Everton Football Club have banned journalists from the Sun newspaper after it published a column from a former editor that compared one of its players to a gorilla.
A statement from the Premier League club said the Sun was banned from "all areas of its operation" following the "appalling and indefensible" allegations made against Ross Barkley, who has a grandfather who was born in Nigeria, and people from Liverpool.
"Yesterday Everton Football Club informed the Sun newspaper it was banned from Goodison Park, the USM Finch Farm training ground and all areas of the club's operation," the statement said.
"Whilst we will not dignify any journalist with a response to appalling and indefensible allegations, this newspaper has to know that any attack on this city, either against a much respected community or individual, is not acceptable."
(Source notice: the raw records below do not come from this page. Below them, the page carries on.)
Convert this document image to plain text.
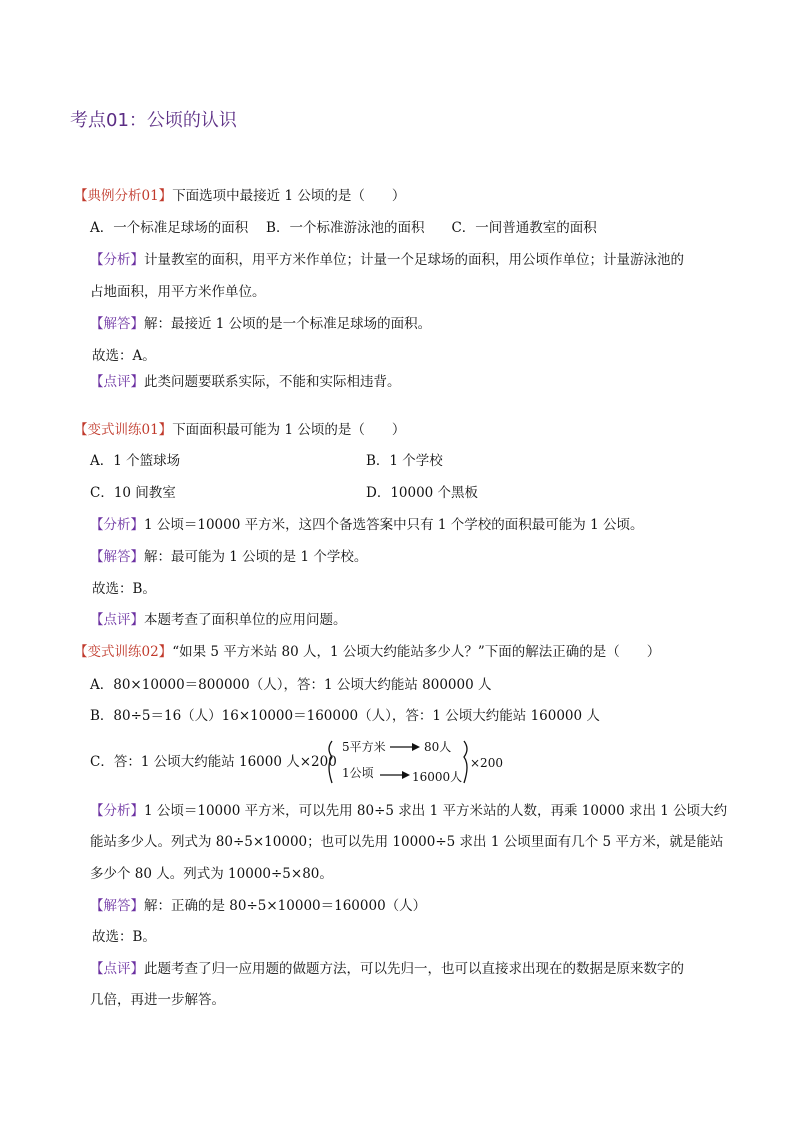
考点01：公顷的认识
【典例分析01】下面选项中最接近 1 公顷的是（　　）
A．一个标准足球场的面积　 B．一个标准游泳池的面积　　C．一间普通教室的面积
【分析】计量教室的面积，用平方米作单位；计量一个足球场的面积，用公顷作单位；计量游泳池的
占地面积，用平方米作单位。
【解答】解：最接近 1 公顷的是一个标准足球场的面积。
故选：A。
【点评】此类问题要联系实际，不能和实际相违背。
【变式训练01】下面面积最可能为 1 公顷的是（　　）
A．1 个篮球场	B．1 个学校
C．10 间教室	D．10000 个黑板
【分析】1 公顷＝10000 平方米，这四个备选答案中只有 1 个学校的面积最可能为 1 公顷。
【解答】解：最可能为 1 公顷的是 1 个学校。
故选：B。
【点评】本题考查了面积单位的应用问题。
【变式训练02】“如果 5 平方米站 80 人，1 公顷大约能站多少人？”下面的解法正确的是（　　）
A．80×10000＝800000（人），答：1 公顷大约能站 800000 人
B．80÷5＝16（人）16×10000＝160000（人），答：1 公顷大约能站 160000 人
C．答：1 公顷大约能站 16000 人×200
5平方米	80人
1公顷	16000人
×200
【分析】1 公顷＝10000 平方米，可以先用 80÷5 求出 1 平方米站的人数，再乘 10000 求出 1 公顷大约
能站多少人。列式为 80÷5×10000；也可以先用 10000÷5 求出 1 公顷里面有几个 5 平方米，就是能站
多少个 80 人。列式为 10000÷5×80。
【解答】解：正确的是 80÷5×10000＝160000（人）
故选：B。
【点评】此题考查了归一应用题的做题方法，可以先归一，也可以直接求出现在的数据是原来数字的
几倍，再进一步解答。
Kelvin MacKenzie's column appeared in the Sun on Friday, but he was suspended and the article removed from the newspaper's website after it was reported to police by the city's major Joe Anderson.
In his column, MacKenzie, who was editor of the Sun when it published its infamous "The Truth" headline in the aftermath of the Hillsborough disaster, wrote about Barkley being punched twice in a nightclub last week in an unprovoked attack.
"There is something about the lack of reflection in his eyes which makes me certain not only are the lights not on, there is definitely nobody at home," he wrote, next to a close-up picture of the eyes of Barkley, and a gorilla under the sub-headline "Here's why they go ape at Ross".
MacKenzie continued: "The reality is that at £60,000 a week and being both thick and single, he is an attractive catch in the Liverpool area, where the only men with similar pay packets are drug dealers and therefore not at nightclubs, as they are often guests of Her Majesty."
The Sun apologised for any offence and, along with MacKenzie, said it was unaware England midfielder Barkley, 23, was part-Nigerian.
MacKenzie added it was "beyond parody" to say the column was racist.
Earlier this year Liverpool Football Club banned the Sun from its stadium and training ground over its coverage of the Hillsborough disaster, in which 96 Liverpool fans lost their lives.
Saturday 15 April, the day of Everton's decision to ban the Sun, marked the 28th anniversary of the disaster.